The H5N1 bird flu virus that devastated South America’s elephant seal populations has been confirmed in seals at California’s Año Nuevo State Park, researchers from UC Davis and UC Santa Cruz announced Wednesday.
The virus has ravaged wild, commercial and domestic animals across the globe and was found in seven weaned pups.
The confirmation came from the U.S. Department of Agriculture’s laboratory in Ames, Iowa.
The death toll so far was not provided, although a press release from UC Davis noted at least some animals had succumbed. In most wildlife cases, carcasses and tissue samples are sent to the USDA for confirmatory testing.
“This is exceptionally rapid detection of an outbreak in free-ranging marine mammals,” said Professor Christine Johnson, director of the Institute for Pandemic Insights at the University of California, Davis’ Weill School of Veterinary Medicine. “We have most likely identified the very first cases here because of coordinated teams that have been on high alert with active surveillance for this disease for some time.”
In late 2022, the virus decimated southern elephant seal populations in South America and several sub-Antarctic Islands. At some colonies in Argentina, 97% of the pups died, while on South Georgia Island, researchers reported a 47% decline in breeding females between 2022 and 2024. Researchers believe tens of thousands of animals died.
More than 30,000 sea lions in Peru and Chile died between 2022 and 2024. In Argentina, roughly 1,300 sea lions and fur seals perished.
At the time, researchers were not sure why northern Pacific populationswere not infected, but hoped previous or milder strains of the virus had conferred some immunity.
The virus is better known in the U.S. for sweeping through the nation’s dairy herds, where it infected millions of cows, dozens of dairy workers and thousands of wild, feral and domestic mammals. It’s also been found in wild birds and killed millions of commercial chickens, geese and ducks.
Two Americans have died from the virus since 2024, and 71 have been infected. The vast majority were dairy or commercial poultry workers. One death was that of Louisiana man who had underlying conditions.

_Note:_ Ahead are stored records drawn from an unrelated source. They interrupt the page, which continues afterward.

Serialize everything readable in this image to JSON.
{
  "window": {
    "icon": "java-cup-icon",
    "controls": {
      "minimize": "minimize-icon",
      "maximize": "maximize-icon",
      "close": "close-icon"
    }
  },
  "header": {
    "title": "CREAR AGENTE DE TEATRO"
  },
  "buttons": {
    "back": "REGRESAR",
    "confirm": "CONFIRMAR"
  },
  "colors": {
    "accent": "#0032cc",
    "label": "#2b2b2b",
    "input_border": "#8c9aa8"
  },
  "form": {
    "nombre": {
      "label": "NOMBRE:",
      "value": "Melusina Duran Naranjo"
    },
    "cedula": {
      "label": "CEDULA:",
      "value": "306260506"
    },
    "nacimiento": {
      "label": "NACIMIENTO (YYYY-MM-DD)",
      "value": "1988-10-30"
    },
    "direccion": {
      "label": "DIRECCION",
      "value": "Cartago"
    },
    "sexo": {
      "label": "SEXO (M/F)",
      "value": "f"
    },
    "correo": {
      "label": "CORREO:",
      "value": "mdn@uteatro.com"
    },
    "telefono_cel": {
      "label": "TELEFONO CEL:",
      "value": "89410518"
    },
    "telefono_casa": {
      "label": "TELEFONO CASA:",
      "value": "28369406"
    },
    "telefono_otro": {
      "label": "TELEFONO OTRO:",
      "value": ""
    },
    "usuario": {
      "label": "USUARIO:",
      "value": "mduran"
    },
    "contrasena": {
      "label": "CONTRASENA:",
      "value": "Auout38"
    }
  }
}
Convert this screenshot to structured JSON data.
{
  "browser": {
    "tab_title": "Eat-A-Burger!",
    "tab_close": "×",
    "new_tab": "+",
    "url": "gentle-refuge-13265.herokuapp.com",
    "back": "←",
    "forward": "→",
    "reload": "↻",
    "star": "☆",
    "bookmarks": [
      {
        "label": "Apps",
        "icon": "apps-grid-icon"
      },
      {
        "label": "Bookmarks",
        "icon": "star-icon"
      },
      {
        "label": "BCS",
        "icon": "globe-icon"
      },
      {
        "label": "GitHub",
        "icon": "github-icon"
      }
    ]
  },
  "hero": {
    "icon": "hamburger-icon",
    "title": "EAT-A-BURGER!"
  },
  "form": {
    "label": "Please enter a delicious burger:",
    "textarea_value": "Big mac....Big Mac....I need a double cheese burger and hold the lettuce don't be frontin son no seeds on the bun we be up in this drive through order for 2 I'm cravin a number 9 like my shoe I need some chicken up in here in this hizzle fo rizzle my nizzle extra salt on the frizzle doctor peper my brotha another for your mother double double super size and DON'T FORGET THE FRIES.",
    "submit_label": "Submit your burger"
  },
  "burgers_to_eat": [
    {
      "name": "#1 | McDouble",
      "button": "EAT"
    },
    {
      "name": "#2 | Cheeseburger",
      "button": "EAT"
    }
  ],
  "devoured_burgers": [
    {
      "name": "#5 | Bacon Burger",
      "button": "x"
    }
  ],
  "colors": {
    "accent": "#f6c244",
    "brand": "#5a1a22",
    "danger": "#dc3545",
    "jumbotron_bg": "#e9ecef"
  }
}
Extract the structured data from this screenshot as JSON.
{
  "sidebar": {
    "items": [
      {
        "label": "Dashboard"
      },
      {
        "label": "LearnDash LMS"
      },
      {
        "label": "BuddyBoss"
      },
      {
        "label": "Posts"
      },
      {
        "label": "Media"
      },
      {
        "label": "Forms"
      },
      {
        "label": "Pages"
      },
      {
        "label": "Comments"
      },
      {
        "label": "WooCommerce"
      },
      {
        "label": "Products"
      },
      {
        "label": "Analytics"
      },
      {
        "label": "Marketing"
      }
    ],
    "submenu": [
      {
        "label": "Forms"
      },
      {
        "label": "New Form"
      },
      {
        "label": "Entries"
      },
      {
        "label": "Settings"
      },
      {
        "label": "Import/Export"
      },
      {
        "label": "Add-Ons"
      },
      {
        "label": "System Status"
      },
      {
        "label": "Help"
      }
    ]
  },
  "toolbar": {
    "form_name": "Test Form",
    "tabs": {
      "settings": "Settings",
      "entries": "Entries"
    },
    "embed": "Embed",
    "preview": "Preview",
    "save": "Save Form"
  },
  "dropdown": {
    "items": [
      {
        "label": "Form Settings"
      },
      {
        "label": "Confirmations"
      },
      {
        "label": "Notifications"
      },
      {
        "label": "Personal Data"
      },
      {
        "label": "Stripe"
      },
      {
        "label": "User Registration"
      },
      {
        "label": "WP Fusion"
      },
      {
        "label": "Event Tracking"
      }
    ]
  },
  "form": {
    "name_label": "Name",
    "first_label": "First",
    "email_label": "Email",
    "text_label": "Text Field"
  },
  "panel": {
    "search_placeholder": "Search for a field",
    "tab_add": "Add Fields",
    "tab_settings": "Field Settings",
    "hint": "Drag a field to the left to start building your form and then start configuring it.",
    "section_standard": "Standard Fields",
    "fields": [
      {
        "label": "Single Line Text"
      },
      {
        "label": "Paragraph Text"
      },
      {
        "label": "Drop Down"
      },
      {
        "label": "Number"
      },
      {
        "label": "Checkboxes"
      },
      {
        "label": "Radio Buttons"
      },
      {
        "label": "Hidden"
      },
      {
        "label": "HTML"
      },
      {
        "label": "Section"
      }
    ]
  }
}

It is believed he was exposed via backyard poultry or wild birds.
Scientists at UC Santa Cruz and UC Davis increased disease surveillance of this population in recent years due to concerns about avian influenza’s spread throughout North and South America.
“Given the catastrophic impacts observed in related species, we were concerned about the possibility of the virus infecting northern elephant seals for the first time, so we ramped up monitoring to detect any early signs of abnormalities,” said Roxanne Beltran, a professor in Ecology and Evolutionary Biology at UC Santa Cruz. Beltran’s lab leads UC Santa Cruz’s northern elephant seal research program at Año Nuevo.